Meglio Legale è un’associazione che si occupa della legalizzazione della cannabis e della decriminalizzazione dell’uso delle altre sostanze.

La sua condanna non colpisce solo lui: mette a rischio la stabilità economica della famiglia, il futuro dei suoi figli, la fiducia in un sistema che continua a fingere di non vedere la realtà. Milioni di italiani fanno esattamente ciò che ha fatto Raffaele — consumano cannabis — ma vivono nel silenzio e nella paura, sperando di non essere “i prossimi”.

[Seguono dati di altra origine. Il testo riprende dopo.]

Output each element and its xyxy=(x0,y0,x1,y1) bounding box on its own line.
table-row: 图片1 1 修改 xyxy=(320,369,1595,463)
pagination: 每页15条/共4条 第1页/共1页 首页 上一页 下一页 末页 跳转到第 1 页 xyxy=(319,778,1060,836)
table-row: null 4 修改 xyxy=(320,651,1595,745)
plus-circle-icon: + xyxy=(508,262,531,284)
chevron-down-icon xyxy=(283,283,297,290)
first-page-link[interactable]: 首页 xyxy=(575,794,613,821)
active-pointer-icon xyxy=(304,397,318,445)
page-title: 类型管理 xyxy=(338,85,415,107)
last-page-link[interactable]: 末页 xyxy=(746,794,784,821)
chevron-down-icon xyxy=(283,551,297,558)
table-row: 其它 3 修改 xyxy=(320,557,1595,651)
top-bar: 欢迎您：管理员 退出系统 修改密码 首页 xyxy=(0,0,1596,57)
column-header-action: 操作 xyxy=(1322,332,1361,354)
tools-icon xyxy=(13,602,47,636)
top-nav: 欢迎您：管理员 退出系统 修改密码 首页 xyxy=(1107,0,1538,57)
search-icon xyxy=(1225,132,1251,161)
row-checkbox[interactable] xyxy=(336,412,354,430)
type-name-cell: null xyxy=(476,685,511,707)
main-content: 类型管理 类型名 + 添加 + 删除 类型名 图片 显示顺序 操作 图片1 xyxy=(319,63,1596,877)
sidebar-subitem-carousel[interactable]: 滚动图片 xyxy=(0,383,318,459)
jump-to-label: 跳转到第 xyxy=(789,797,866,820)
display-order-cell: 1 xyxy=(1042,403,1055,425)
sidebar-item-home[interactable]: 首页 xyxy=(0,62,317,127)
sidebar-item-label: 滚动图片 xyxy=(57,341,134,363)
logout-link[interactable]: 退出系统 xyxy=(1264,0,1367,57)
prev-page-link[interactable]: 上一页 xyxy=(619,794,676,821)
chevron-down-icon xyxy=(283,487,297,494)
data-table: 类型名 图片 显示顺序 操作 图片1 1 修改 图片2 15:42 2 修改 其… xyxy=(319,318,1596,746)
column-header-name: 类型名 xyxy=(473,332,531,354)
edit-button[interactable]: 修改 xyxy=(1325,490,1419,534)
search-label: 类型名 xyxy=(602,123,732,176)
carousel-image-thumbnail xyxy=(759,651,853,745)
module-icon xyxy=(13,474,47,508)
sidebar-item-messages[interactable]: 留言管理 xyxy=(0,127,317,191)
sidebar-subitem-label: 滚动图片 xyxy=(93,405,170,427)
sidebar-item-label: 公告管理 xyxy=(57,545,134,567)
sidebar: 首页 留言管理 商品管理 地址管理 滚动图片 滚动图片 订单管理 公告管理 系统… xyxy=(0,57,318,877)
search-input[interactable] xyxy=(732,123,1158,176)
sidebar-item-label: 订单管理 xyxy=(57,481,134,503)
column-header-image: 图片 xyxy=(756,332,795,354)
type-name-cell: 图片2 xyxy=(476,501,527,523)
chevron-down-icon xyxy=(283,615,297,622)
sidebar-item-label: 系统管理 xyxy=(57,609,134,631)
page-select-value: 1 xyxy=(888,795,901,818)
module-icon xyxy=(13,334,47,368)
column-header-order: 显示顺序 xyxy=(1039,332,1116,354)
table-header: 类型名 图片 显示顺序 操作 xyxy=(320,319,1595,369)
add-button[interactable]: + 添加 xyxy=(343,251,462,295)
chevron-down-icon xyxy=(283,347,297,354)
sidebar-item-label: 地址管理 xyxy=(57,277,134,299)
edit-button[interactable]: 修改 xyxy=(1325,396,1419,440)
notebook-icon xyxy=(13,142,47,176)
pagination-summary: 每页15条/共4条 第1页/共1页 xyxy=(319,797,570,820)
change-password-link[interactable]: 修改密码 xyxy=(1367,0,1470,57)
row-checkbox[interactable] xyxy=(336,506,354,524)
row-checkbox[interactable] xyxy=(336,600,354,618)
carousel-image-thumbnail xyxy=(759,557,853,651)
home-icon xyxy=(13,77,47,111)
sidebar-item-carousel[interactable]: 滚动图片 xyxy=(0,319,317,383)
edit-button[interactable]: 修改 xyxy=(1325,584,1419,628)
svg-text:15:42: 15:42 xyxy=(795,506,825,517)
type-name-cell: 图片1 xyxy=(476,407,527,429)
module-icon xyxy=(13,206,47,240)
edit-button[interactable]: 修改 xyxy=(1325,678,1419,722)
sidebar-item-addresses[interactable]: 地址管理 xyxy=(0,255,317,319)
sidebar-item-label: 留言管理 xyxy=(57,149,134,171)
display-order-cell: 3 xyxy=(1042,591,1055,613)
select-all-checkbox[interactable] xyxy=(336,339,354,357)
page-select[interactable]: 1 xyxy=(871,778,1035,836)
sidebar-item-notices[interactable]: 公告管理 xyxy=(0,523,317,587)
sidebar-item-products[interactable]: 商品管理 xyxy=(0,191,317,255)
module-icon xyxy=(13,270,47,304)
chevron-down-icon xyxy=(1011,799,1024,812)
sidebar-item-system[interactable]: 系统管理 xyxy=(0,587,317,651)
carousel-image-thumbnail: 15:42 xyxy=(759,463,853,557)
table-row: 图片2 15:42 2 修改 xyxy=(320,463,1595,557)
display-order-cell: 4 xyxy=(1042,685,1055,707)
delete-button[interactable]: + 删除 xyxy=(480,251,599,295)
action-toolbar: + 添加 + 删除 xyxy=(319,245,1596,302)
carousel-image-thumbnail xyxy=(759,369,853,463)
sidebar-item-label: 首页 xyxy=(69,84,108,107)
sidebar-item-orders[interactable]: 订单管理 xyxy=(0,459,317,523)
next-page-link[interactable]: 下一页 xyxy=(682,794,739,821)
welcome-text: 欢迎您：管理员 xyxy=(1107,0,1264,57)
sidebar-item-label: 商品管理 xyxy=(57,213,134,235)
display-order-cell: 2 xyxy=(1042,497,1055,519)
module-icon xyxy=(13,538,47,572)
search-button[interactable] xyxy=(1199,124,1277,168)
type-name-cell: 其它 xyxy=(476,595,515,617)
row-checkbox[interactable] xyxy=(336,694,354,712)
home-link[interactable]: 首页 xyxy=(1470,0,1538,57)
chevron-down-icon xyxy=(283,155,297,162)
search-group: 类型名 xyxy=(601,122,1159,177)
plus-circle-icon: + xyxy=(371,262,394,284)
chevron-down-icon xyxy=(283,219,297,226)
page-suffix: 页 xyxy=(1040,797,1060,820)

L’Italia del 2025 continua a trattare chi sceglie di coltivare o consumare cannabis come un criminale, mentre in gran parte del mondo la normalità è un’altra: legalizzazione, regolamentazione, educazione. Qui invece si preferisce la punizione cieca, la condanna morale, l’ipocrisia.

Raffaele non è un delinquente. È una vittima di una legge che non distingue, che non ascolta, che non capisce. Una legge che parla di giustizia ma pratica la crudeltà. E finché continuerà a esistere questo sistema, chi sceglie la libertà personale e la responsabilità verrà ancora trattato come un fuorilegge.

In un Paese maturo, Raffaele sarebbe un cittadino libero. In Italia, invece, è solo l’ennesimo uomo onesto trasformato in colpevole dallo Stato.